Siegal jumped in: "A lot people hearing that now -- a lot of people who aren't in the financial sector -- are saying 'Where would it go? Where would the talent leave Wall Street for in today's market?'"

At that point, Blankfein offered a very useful reminder.

"I’ll accept the premise that the numbers with the benefit of hindsight of course look much too high because today they’d never be those numbers. Because today, people aren’t creating that kind of value, and so it’s almost a foreign thought that we ever could have been in that world. But let me transport you back to 2006 and 2005: In those years, Goldman Sachs actually had issues retaining our talent. And I think it's kind of well-known that a lot of the people who created private equity firms and hedge funds were people who were alumni of our firm.
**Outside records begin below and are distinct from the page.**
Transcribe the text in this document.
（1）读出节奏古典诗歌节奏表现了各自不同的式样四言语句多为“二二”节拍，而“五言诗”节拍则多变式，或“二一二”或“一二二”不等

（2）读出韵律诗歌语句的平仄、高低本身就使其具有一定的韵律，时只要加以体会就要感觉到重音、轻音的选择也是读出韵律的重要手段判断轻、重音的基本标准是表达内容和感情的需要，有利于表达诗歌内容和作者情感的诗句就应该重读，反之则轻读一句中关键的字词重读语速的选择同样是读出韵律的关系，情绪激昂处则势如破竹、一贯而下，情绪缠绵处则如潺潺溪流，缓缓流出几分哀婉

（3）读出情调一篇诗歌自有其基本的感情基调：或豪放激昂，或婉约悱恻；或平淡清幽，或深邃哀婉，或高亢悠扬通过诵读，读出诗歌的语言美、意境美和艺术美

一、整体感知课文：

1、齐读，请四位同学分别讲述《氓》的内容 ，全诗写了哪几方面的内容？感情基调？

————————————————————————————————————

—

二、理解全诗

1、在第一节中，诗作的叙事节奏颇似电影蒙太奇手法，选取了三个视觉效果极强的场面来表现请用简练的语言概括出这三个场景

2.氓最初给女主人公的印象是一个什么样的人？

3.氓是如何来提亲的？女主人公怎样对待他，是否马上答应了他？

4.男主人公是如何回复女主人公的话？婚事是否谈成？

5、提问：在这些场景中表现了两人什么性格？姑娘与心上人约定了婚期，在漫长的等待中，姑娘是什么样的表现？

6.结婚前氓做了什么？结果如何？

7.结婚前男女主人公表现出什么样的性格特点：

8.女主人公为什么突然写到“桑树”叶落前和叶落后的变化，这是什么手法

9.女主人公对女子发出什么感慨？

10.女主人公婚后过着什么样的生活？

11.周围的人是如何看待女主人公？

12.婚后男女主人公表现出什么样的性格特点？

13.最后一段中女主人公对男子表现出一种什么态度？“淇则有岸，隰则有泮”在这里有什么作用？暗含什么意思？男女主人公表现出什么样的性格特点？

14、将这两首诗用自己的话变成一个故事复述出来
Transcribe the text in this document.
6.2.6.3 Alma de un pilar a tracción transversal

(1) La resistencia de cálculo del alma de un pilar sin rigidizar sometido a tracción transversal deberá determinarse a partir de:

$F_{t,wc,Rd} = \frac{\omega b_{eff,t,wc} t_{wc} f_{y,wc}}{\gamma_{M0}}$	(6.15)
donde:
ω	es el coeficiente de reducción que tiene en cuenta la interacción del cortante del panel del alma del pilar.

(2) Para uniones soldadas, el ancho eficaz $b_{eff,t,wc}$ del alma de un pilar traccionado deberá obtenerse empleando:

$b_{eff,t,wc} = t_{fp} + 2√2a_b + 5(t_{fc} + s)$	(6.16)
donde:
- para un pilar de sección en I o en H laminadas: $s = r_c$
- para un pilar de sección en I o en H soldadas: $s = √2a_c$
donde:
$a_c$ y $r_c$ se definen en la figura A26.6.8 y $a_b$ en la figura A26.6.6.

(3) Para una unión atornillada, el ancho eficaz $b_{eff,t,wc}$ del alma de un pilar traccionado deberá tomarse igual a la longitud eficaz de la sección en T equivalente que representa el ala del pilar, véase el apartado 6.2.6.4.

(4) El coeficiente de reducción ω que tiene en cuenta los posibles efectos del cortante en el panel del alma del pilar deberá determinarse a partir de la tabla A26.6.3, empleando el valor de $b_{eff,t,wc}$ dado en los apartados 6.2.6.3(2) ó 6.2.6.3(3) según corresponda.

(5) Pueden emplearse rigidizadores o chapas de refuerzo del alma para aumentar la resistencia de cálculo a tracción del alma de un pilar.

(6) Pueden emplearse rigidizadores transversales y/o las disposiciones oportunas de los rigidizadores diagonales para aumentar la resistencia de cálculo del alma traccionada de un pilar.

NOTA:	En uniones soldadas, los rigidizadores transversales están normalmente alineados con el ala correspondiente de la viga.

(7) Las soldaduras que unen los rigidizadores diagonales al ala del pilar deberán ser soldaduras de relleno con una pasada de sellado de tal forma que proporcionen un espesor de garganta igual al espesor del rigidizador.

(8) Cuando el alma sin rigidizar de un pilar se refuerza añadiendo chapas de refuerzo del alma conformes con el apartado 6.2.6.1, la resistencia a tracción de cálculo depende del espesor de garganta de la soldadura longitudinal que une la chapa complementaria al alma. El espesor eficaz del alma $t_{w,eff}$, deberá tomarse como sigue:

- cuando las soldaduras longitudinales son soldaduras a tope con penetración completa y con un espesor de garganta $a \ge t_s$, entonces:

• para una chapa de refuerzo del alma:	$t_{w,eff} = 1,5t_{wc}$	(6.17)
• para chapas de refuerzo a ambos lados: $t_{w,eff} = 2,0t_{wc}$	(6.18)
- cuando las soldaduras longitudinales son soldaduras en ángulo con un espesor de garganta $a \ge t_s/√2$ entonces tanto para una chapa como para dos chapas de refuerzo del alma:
And they weren't alumni who necessarily ran through their whole careers and retired from Goldman Sachs. They were people who, in the prime of their careers, when they were still creating enormous value for the shareholders of Goldman Sachs, decided they had more lucrative alternatives outside the firm."

With these remarks, Blankfein reminded us that our current system for determining compensation is for employers and employees to freely contract in a market for labor governed by supply and demand for talent. With this system under populist attack, Blankfein's reminder is particularly timely and appreciated -- and it goes some way toward redemption for the populist comments he made the day before. If more business leaders would make the case for market-based compensation, we'd stand a greater chance that the current system will carry on into the future. Despite recent events in the economy and the financial markets, the use of markets to determine wages has proven better at allocating labor resources in an economy than any other system, and we should avoid the impulse to do away with this system in the current populist zeal for reform.